Стоя на земле – мы окружены небом – мы в небе – небо вокруг нас – но мы не видим неба – мы видим призрак неба над головой. И вот так же Рай – невидимый – он пронизывает прах и пепел плоти человека – он в нем – в нем он становится небытием с ним – и из небытия – в небытии – вновь преображает небытие в самого себя – сохраняя облик и форму праха, который, некогда, наполнил самим собой – но, как призрак неба, мы видим только призрак Рая.

 

 

 

 

_____________________________________________________________________

 

Примечания

 

 

14 …как будто он … сам был птицей.

Сэмуэль Тейлор Кольридж. «Сказание о старом мореходе»:

"В толпе шумят, скрипит канат,
На мачте поднят флаг.
И мы плывем, вот отчий дом,
Вот церковь, вот маяк.

И Солнце слева поднялось,
Прекрасно и светло,
Сияя нам, сошло к волнам
И справа в глубь ушло.

……

И вдруг из царства зимних вьюг
Примчался лютый шквал.
Он злобно крыльями нас бил,
Он мачты гнул и рвал.

Как от цепей, от рабьих уз,
Боясь бича изведать вкус,
Бежит, сраженье бросив, трус.
Наш бриг летел вперед,
Весь в буре порванных снастей,
В простор бушующих зыбей,
Во мглу полярных вод.

Вот пал туман на океан, –
О, чудо! – жжет вода!
Плывут, горя, как изумруд,
Сверкая, глыбы льда.

Средь белизны, ослеплены,
Сквозь дикий мир мы шли
В пустыни льда, где нет следа
Ни жизни, ни земли.

Где справа лед и слева лед,
Лишь мертвый лед кругом,
Лишь треск ломающихся глыб,
Лишь грохот, гул и гром!

И вдруг, чертя над нами круг,
Пронесся Альбатрос.
И каждый, белой птице рад,
Как будто был то друг иль брат,
Хвалу Творцу вознес.

Он к нам слетал, из наших рук
Брал непривычный корм,
И с грохотом разверзся лед,
И наш корабль, войдя в пролет,
Покинул царство льдистых вод,
Где бесновался шторм!

Попутный ветер с юга встал,
Был с нами Альбатрос,
И птицу звал, и с ней играл,
Кормил ее матрос!

Лишь день уйдет, лишь тень падет,
Наш гость уж на корме.
И девять раз в вечерний час
Луна, сопровождая нас,
Всходила в белой тьме".

"Как странно смотришь ты, Моряк,
Иль бес тебя мутит?
Господь с тобой!" – "Моей стрелой
Был Альбатрос убит.

 

 

15 Представьте … блистающий звездами туман…

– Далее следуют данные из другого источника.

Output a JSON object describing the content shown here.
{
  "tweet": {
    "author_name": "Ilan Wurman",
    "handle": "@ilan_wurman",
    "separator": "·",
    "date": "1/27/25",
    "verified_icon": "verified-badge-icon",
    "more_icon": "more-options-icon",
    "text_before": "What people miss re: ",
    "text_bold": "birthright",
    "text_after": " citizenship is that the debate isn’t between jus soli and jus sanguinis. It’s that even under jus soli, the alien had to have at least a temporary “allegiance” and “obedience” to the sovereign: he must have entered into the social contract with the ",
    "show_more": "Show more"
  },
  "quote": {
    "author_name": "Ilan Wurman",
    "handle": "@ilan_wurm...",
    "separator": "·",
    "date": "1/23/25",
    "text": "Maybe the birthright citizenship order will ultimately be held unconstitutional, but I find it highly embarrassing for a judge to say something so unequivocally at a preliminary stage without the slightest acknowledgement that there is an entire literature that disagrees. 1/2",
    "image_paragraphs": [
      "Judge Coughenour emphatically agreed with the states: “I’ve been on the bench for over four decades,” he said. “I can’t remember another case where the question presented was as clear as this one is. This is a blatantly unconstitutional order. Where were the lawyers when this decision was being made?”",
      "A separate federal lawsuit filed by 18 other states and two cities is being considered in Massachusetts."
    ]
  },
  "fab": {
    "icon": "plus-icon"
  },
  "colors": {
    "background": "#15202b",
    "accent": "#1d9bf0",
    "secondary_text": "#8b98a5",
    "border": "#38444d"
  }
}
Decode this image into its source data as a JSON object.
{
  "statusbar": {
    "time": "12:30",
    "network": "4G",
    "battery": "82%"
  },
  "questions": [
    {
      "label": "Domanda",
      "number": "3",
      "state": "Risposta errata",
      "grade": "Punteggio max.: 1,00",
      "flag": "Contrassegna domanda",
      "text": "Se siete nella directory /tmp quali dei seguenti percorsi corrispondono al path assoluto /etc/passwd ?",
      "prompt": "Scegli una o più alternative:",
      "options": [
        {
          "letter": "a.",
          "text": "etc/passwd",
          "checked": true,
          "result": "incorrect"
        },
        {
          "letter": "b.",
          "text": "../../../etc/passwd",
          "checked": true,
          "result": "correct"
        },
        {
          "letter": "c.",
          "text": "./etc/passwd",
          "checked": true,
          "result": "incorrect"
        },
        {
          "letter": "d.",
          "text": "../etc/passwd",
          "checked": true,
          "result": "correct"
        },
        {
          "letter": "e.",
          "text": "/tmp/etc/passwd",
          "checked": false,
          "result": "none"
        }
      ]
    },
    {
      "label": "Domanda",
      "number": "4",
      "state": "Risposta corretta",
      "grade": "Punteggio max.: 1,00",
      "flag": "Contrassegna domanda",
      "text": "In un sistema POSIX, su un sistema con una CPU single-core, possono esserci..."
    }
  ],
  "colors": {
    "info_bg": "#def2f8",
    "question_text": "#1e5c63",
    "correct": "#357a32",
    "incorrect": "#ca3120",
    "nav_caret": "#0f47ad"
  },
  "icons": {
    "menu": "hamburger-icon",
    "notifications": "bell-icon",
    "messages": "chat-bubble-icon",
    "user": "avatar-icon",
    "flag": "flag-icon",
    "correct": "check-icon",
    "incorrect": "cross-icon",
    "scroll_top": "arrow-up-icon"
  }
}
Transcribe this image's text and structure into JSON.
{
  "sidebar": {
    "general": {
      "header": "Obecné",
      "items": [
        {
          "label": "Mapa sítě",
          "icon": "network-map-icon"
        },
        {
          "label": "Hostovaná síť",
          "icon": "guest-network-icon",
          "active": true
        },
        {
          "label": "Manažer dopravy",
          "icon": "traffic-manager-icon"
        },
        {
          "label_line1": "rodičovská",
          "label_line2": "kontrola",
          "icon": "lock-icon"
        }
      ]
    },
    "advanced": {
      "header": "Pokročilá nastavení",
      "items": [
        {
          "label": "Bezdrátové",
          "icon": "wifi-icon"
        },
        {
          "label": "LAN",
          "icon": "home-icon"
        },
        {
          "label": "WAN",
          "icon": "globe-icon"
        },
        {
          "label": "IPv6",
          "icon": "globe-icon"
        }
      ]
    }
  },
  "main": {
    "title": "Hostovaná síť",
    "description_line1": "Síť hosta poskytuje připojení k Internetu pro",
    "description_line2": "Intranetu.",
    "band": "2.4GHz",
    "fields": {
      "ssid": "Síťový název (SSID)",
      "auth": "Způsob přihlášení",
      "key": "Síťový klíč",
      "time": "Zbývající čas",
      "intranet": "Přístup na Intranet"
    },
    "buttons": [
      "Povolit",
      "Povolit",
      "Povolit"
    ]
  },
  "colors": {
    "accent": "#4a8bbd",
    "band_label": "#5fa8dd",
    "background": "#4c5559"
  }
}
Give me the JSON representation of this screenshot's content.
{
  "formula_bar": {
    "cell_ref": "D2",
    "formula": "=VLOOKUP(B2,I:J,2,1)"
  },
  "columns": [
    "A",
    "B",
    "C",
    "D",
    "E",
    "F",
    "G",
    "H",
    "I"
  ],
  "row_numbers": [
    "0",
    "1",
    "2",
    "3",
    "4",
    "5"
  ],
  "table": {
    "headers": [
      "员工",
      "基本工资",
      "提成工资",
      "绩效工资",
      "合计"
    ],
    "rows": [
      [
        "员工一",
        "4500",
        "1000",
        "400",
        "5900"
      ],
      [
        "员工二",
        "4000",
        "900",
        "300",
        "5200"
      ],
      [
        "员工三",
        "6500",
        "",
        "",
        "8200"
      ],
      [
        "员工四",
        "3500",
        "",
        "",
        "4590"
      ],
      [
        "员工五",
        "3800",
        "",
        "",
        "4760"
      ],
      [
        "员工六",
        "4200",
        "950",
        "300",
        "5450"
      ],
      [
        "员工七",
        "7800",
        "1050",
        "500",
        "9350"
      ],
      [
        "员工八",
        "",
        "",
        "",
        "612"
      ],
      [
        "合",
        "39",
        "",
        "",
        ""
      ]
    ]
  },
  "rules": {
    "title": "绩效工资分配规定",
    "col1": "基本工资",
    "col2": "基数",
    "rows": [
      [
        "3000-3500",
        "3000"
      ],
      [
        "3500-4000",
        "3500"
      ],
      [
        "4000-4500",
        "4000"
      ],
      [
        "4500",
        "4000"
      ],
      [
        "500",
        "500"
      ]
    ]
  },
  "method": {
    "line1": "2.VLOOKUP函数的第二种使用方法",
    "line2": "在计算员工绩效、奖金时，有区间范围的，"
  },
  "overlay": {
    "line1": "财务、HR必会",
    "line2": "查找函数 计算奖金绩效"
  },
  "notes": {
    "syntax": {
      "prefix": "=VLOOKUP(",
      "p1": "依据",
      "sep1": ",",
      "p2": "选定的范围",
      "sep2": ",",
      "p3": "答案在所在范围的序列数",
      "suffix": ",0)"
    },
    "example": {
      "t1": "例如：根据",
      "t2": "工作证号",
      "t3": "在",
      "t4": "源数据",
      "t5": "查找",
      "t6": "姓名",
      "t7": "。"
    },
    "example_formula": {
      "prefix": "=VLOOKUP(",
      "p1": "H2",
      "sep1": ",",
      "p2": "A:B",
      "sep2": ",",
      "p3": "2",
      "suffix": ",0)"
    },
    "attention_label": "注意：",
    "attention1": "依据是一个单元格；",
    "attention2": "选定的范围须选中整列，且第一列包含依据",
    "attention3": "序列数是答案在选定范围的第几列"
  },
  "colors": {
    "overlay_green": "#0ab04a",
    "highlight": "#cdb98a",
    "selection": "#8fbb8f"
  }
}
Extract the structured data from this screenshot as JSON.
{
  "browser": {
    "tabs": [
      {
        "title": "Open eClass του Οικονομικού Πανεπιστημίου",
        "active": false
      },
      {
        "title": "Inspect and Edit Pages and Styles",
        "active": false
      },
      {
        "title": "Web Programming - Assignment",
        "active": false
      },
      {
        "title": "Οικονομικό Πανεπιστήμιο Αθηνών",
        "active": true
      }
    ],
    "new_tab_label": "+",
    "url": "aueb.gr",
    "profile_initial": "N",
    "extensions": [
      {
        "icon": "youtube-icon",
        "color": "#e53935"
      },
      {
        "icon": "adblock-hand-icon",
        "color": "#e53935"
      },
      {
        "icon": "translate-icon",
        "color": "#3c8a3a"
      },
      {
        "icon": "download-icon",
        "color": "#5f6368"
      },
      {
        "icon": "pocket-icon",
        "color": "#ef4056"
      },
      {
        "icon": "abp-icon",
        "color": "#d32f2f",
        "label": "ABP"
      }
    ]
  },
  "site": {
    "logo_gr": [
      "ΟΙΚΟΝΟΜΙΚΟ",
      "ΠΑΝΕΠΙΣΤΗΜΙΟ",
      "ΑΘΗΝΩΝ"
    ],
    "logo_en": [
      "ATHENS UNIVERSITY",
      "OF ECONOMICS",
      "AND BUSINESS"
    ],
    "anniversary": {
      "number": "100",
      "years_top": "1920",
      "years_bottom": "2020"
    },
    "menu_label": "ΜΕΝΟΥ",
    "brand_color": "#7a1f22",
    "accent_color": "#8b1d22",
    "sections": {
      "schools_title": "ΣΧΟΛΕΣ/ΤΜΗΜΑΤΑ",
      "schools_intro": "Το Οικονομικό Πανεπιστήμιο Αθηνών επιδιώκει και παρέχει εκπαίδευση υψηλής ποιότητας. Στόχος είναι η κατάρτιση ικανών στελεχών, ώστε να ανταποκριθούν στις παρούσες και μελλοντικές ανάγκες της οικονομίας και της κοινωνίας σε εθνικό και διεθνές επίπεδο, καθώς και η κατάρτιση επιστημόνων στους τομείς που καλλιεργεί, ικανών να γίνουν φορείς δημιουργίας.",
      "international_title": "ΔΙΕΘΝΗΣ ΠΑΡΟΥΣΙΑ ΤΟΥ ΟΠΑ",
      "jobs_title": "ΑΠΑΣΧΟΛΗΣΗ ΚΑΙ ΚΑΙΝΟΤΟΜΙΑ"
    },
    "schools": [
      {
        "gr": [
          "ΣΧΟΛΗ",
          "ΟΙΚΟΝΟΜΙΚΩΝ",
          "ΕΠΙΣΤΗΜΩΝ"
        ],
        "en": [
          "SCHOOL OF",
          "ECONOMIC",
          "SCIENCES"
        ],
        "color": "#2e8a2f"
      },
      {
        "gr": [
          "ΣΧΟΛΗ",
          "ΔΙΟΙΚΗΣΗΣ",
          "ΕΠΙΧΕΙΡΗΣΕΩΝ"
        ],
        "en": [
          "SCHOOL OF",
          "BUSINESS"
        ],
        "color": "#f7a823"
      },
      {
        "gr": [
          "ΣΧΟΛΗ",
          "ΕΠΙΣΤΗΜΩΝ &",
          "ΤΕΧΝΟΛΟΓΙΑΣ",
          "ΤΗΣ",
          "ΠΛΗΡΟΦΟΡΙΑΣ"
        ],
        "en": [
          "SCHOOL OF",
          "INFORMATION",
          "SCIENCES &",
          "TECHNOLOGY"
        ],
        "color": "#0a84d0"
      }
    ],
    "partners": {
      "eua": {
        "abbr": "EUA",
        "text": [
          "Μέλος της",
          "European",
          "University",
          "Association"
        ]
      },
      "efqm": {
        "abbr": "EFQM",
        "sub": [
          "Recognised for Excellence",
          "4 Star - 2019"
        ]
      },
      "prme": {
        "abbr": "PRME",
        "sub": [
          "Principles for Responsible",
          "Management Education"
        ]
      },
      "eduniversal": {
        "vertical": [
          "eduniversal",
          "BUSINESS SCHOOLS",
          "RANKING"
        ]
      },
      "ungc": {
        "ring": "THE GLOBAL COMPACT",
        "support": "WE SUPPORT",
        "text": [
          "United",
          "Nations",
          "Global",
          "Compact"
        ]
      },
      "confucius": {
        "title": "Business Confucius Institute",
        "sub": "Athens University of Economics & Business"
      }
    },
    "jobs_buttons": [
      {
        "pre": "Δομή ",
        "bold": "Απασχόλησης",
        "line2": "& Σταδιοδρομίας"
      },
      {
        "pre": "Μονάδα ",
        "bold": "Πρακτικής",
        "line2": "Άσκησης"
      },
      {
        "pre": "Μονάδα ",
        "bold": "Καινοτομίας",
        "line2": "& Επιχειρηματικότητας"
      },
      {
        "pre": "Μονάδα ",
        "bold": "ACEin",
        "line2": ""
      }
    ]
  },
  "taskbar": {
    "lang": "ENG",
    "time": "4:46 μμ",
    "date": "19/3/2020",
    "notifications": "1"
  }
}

Михаил Лермонтов. «Ангел»:

По небу полуночи ангел летел,
И тихую песню он пел,
И месяц, и звезды, и тучи толпой
Внимали той песне святой.

Он пел о блаженстве безгрешных духов
Под кущами райских садов,
О Боге великом он пел, и хвала
Его непритворна была.

Он душу младую в объятиях нес
Для мира печали и слез;
И звук его песни в душе молодой
Остался – без слов, но живой.

И долго на свете томилась она,
Желанием чудным полна,
И звуков небес заменить не могли
Ей скучные песни земли.

 

 

16 Представьте туманный рассвет … Ахтунг!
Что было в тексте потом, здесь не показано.